Mobility is Changing the Definition of Workplace Environments
Last week I was working from a hotel room, and then the airport, in Las Vegas. A week before that I was working from Seattle. Today I’m in my home office in Scottsdale. But soon I’ll be enjoying some Garrett’s Popcorn as I work from Chicago.
While I did a lot of this work on my own, I am clearly not alone.
It has become common for many knowledge workers to do their jobs while away from the home office. In fact, a 2015 Frost & Sullivan survey of more than 1,000 IT decision makers indicates that about 25 percent of employees work from home most or all of the time, while 13 percent spend most of their time on the road.
Given the now widespread availability of broadband; the fact that some airlines, and most airports, hotels and restaurants provide Wi-Fi; there are a plethora of productivity applications available on our smartphones; and UC&C solutions providers have adopted a new mobile-first stance, working remotely is becoming easier than ever.
That’s good news because it provides employees with more flexibility as to where and when they want to work.

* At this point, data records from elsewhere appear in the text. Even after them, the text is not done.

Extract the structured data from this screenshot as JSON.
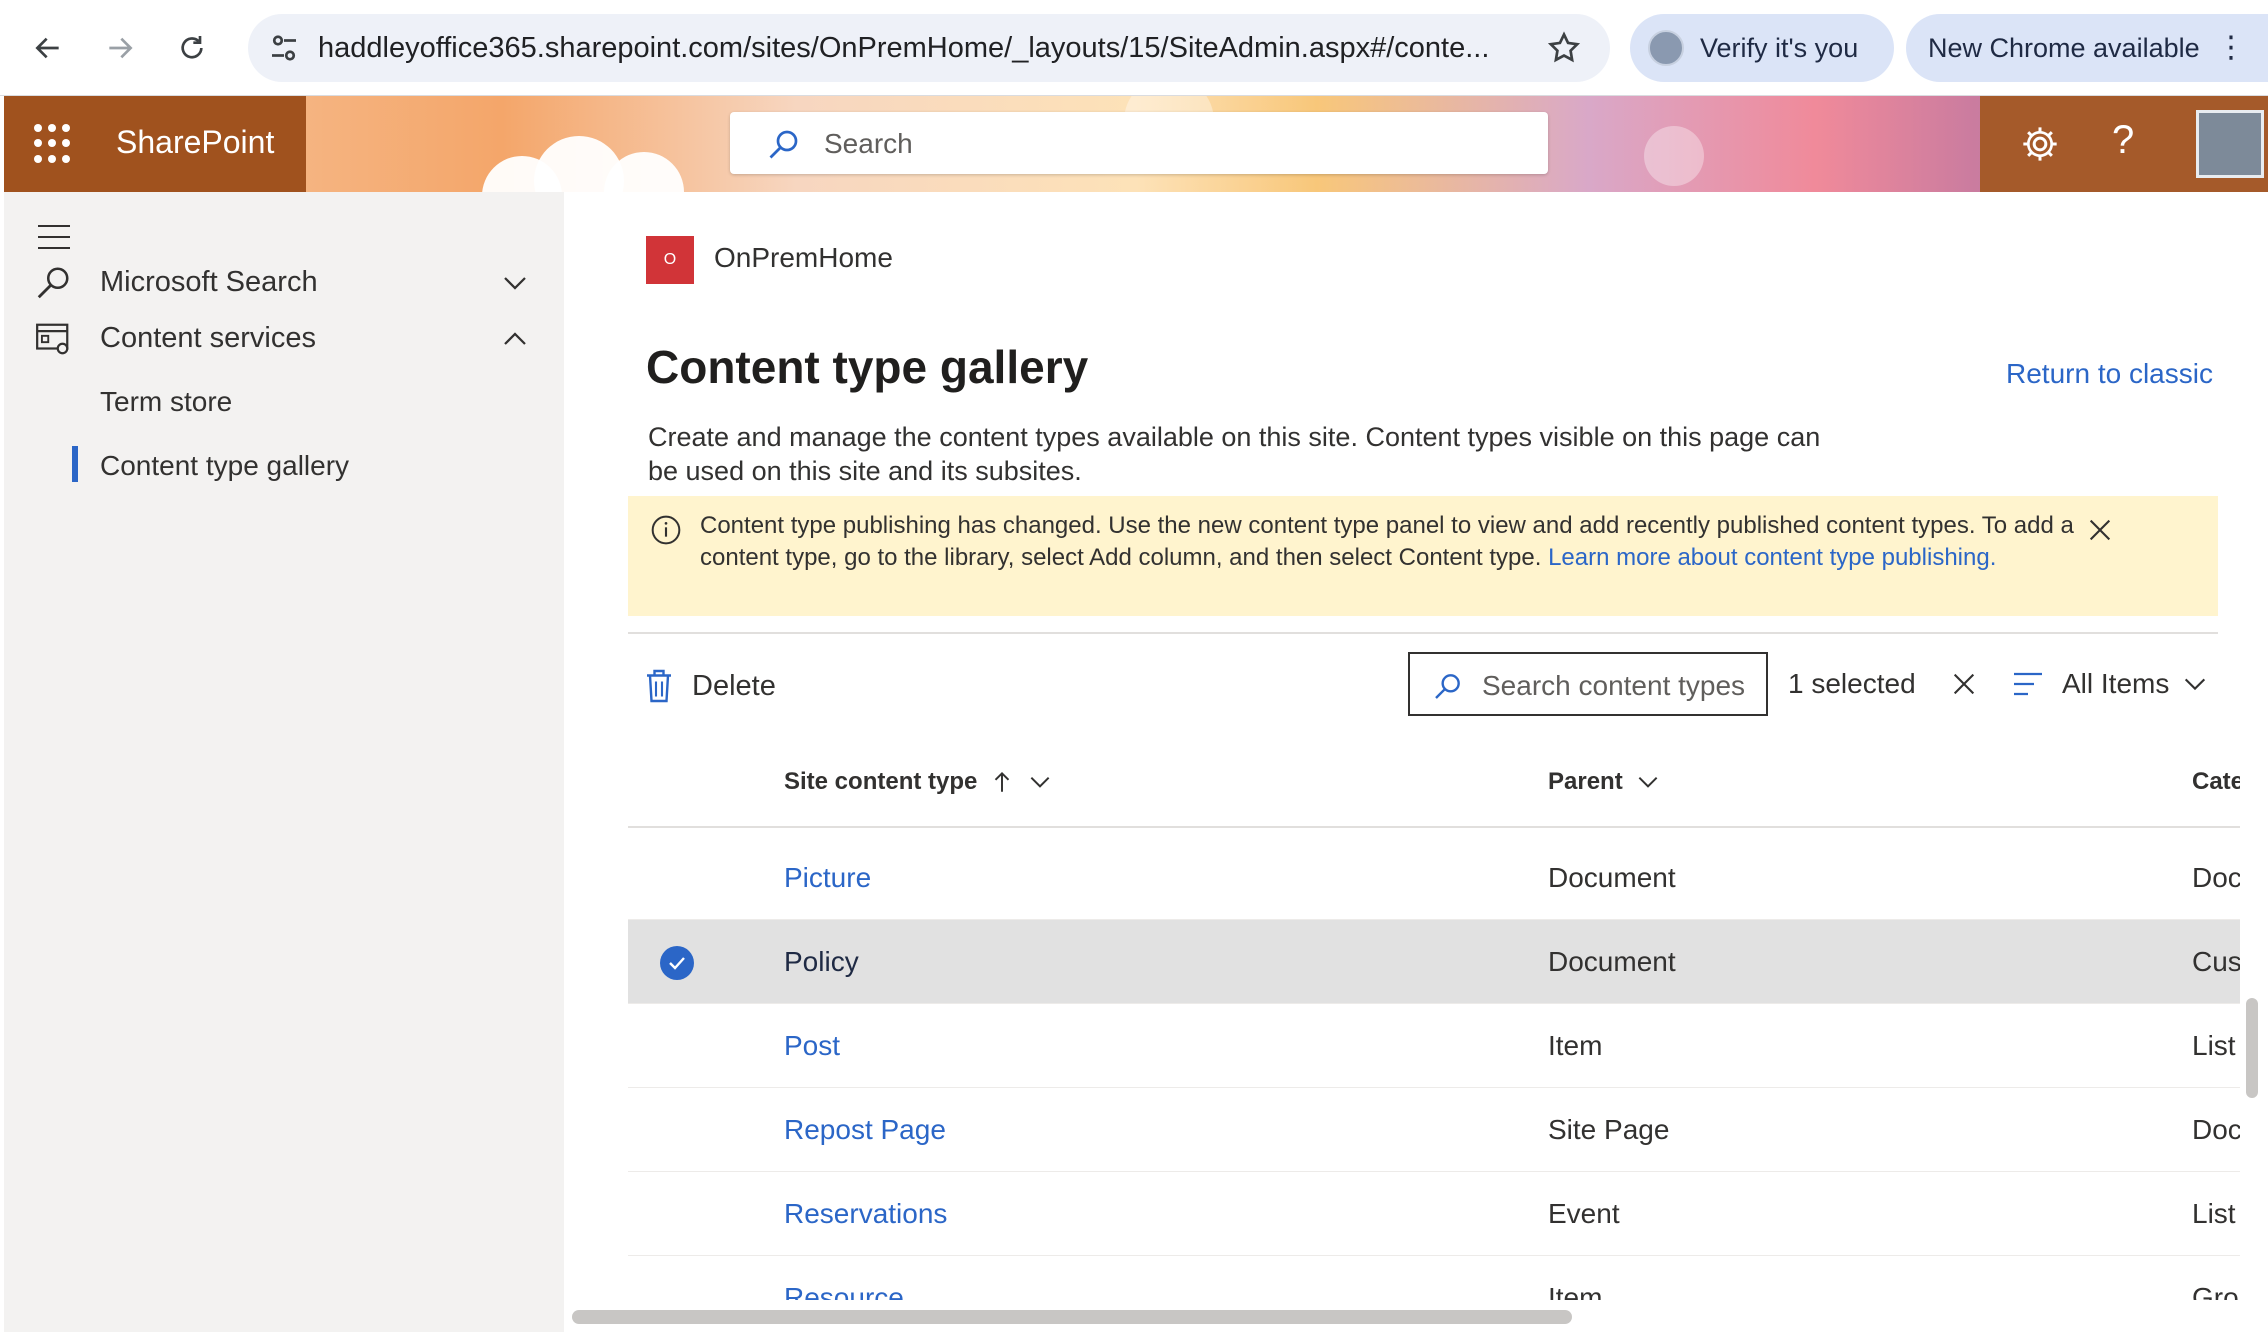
{
  "browser": {
    "url": "haddleyoffice365.sharepoint.com/sites/OnPremHome/_layouts/15/SiteAdmin.aspx#/conte...",
    "verify_label": "Verify it's you",
    "new_chrome_label": "New Chrome available"
  },
  "suite": {
    "brand": "SharePoint",
    "search_placeholder": "Search",
    "help_glyph": "?"
  },
  "leftnav": {
    "items": [
      {
        "label": "Microsoft Search",
        "icon": "search-icon",
        "expanded": false
      },
      {
        "label": "Content services",
        "icon": "content-services-icon",
        "expanded": true
      }
    ],
    "subitems": [
      {
        "label": "Term store",
        "active": false
      },
      {
        "label": "Content type gallery",
        "active": true
      }
    ]
  },
  "site": {
    "logo_letter": "O",
    "name": "OnPremHome"
  },
  "page": {
    "title": "Content type gallery",
    "return_link": "Return to classic",
    "description": "Create and manage the content types available on this site. Content types visible on this page can be used on this site and its subsites."
  },
  "banner": {
    "text": "Content type publishing has changed. Use the new content type panel to view and add recently published content types. To add a content type, go to the library, select Add column, and then select Content type. ",
    "link": "Learn more about content type publishing."
  },
  "commands": {
    "delete_label": "Delete",
    "search_placeholder": "Search content types",
    "selected_label": "1 selected",
    "view_label": "All Items"
  },
  "table": {
    "columns": [
      "Site content type",
      "Parent",
      "Category"
    ],
    "rows": [
      {
        "name": "Picture",
        "parent": "Document",
        "category": "Document Co",
        "selected": false
      },
      {
        "name": "Policy",
        "parent": "Document",
        "category": "Custom Conte",
        "selected": true
      },
      {
        "name": "Post",
        "parent": "Item",
        "category": "List Content T",
        "selected": false
      },
      {
        "name": "Repost Page",
        "parent": "Site Page",
        "category": "Document Co",
        "selected": false
      },
      {
        "name": "Reservations",
        "parent": "Event",
        "category": "List Content T",
        "selected": false
      },
      {
        "name": "Resource",
        "parent": "Item",
        "category": "Group Work C",
        "selected": false
      }
    ]
  },
  "colors": {
    "accent": "#2b66c7",
    "banner_bg": "#fff4ce",
    "selected_row": "#e1e1e1",
    "site_logo": "#d13438"
  }
}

For employers, it can result in savings on office rental, power and equipment, and expand the pool of job candidates from which to select.
While the move to a more mobile and remote workforce is something new for people who’ve been in the workforce for a few decades, it seems completely natural for millennials and the generations that will follow. That would seem to set up the workplace in general, and UC&C in particular, for even more change going forward.
“If you’ve always been mobile-first, why would you bother with a desk phone at work?” asks Jon Arnold, principal of J Arnold & Associates, in his upcoming column in the July/August issue of INTERNET TELEPHONY magazine. “When you hear these types of questions being asked by employees, you need to pay attention, because when the world is viewed through the lens of the internet generation, everything is fair game to question. With the web, the cloud, mobile broadband, etc., nothing is immune from being re-invented for the digital economy.
“This may seem like a radical end game,” he adds, “but for those who embrace it – namely millennials – this is the new order around which everything will eventually conform. As such, when the questioning starts with telephony, other things soon follow, and before long, the focus shifts from things – desk phones, PCs, mobile devices, etc. – to processes, and then to the workplace environment.”